Esa noche supe que tenía que hacer algo. No podía permitir que mis hijos crecieran creyendo que el amor era miedo y gritos.

Fui a hablar con el padre Rafael de la parroquia. Me escuchó en silencio y luego me dijo:

—Camila, Dios quiere familias unidas, pero no a costa del sufrimiento ni del miedo. Tienes derecho a buscar ayuda.

Me dio el número de un grupo de apoyo para mujeres víctimas de violencia doméstica. Me temblaban las manos cuando llamé por primera vez. Al otro lado del teléfono una voz suave me dijo:

—No estás sola.

Empecé a asistir a las reuniones en secreto. Escuché historias peores que la mía: mujeres golpeadas, humilladas, otras que habían perdido hijos por culpa del alcoholismo de sus parejas. Pero también escuché historias de esperanza: mujeres que habían salido adelante, que habían encontrado trabajo, que habían vuelto a sonreír.

Un día, después de una pelea especialmente violenta —Julián rompió la puerta del cuarto y tiró mi celular contra la pared— decidí irme.

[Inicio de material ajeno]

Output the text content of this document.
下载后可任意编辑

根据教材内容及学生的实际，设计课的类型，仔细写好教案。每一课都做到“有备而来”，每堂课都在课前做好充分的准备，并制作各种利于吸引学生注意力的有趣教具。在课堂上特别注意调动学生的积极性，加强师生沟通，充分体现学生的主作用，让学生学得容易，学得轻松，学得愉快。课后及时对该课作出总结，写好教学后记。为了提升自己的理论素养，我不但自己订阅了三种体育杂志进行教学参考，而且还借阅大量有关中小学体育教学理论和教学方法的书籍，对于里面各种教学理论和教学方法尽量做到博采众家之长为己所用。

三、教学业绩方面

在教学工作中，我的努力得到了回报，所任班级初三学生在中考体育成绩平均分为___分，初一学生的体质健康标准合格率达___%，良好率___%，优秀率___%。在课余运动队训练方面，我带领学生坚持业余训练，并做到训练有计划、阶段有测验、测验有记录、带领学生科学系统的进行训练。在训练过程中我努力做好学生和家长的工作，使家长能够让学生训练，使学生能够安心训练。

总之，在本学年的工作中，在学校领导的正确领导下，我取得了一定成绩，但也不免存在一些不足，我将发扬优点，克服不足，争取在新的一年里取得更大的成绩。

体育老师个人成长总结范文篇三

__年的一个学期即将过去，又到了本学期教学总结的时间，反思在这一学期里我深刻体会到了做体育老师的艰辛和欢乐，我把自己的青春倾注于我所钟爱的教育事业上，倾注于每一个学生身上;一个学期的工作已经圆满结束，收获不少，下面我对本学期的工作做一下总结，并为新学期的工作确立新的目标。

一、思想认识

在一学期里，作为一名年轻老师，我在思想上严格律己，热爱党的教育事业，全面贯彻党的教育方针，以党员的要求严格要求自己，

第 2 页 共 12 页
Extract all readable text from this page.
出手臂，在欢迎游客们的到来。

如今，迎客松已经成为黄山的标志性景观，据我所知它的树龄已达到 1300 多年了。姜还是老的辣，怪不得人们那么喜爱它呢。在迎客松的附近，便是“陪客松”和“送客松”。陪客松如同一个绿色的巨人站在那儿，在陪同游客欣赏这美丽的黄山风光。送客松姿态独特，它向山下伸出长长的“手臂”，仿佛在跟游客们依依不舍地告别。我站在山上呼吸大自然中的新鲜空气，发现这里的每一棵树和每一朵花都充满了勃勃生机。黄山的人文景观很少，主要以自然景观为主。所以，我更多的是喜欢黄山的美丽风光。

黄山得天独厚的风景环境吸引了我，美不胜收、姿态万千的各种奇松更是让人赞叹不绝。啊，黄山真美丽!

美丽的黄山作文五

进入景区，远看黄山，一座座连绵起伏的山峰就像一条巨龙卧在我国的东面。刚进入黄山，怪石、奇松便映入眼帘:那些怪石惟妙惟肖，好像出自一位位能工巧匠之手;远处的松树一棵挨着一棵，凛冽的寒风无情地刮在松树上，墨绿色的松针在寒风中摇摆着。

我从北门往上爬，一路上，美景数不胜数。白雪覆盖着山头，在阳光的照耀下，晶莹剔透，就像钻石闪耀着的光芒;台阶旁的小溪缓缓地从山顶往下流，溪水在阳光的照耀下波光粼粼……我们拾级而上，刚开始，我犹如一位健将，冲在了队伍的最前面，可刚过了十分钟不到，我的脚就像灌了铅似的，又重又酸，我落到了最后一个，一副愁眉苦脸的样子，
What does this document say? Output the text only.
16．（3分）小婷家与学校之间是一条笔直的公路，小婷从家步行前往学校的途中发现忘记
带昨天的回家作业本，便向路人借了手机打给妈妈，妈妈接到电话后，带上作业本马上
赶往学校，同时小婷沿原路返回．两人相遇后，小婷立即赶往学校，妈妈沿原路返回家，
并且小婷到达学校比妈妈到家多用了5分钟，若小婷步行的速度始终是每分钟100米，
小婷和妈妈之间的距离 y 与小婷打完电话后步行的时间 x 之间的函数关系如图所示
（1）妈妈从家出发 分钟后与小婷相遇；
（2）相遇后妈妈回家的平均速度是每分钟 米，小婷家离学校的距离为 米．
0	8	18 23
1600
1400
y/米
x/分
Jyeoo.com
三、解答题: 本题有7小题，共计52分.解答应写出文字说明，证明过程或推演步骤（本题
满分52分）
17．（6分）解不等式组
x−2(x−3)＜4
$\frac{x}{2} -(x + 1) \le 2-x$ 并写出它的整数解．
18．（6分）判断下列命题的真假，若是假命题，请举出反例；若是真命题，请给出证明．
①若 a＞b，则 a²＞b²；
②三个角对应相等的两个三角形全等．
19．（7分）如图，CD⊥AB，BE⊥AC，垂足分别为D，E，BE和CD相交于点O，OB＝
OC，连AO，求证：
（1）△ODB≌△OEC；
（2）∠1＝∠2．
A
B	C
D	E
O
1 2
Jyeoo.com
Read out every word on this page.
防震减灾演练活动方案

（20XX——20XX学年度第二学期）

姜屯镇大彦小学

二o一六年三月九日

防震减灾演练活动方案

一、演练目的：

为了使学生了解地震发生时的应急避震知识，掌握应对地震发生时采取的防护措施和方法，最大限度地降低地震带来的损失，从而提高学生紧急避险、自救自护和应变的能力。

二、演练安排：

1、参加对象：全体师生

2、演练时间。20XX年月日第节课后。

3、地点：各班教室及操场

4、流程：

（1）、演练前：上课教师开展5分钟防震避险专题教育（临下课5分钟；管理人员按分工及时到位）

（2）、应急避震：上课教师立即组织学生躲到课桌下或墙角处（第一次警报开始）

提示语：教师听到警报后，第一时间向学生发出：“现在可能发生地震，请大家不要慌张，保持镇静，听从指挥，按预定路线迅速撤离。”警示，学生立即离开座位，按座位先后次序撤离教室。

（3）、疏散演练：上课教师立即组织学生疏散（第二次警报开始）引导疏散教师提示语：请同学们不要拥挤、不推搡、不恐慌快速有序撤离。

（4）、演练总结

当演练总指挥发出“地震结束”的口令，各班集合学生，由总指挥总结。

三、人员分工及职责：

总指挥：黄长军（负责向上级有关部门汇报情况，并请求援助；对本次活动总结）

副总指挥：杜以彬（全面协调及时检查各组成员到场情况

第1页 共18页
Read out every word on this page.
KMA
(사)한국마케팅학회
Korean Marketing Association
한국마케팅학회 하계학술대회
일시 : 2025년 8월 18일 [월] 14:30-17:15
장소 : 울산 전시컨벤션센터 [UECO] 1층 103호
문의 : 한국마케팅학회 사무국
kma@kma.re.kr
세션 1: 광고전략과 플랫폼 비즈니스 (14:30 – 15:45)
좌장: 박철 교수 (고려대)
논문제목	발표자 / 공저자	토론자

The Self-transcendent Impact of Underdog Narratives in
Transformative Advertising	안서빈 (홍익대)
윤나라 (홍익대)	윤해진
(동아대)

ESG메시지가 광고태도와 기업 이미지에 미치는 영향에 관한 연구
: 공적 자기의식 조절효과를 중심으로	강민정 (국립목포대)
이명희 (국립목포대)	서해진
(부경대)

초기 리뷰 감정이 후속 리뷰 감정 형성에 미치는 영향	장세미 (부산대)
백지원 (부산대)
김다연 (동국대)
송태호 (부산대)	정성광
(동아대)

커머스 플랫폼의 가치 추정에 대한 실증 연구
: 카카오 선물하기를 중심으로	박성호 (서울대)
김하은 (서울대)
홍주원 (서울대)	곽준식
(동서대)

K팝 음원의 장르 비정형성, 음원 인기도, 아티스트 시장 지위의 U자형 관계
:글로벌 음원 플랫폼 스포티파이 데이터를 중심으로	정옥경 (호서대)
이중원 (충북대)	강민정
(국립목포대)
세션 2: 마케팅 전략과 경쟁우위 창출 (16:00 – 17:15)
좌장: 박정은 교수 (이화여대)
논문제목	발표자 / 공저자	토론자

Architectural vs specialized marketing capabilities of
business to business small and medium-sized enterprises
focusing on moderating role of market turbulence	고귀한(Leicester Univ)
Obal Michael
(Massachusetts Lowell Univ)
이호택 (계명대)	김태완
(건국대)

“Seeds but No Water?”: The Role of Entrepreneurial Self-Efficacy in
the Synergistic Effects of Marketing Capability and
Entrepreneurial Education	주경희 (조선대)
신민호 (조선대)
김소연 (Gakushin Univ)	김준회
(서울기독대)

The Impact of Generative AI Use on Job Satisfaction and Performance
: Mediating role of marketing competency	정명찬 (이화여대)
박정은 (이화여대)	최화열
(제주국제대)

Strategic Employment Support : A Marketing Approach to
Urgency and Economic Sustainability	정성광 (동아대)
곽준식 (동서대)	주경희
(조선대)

Empaqué lo poco que quedaba en la casa: ropa para los niños, unas fotos viejas y mi fe rota pero aún viva.

Llegué a casa de mi madre con los ojos hinchados y los niños dormidos en brazos.

—Ya no puedo más —le dije apenas abrió la puerta.

Me abrazó fuerte y lloramos juntas mucho tiempo.

Los primeros meses fueron difíciles. Julián venía a buscarme borracho, gritaba en la calle, amenazaba con quitarme a los niños. Tuve miedo, mucho miedo. Pero poco a poco fui reconstruyendo mi vida: conseguí trabajo limpiando casas, Samuel empezó la escuela y Valeria volvió a sonreír.

A veces Julián llama y promete cambiar. Dice que me ama, que sin mí no es nada. Pero yo aprendí —a golpes— que el amor propio es más fuerte que cualquier promesa vacía.

Hoy miro atrás y me pregunto: ¿cuántas mujeres viven lo mismo en silencio? ¿Cuántos niños crecen creyendo que el amor duele? Yo elegí romper el ciclo por mis hijos y por mí.

¿Y tú? ¿Qué harías si tuvieras que elegir entre el amor y tu propia paz? ¿Cuántas veces hay que tocar fondo para decidir volar?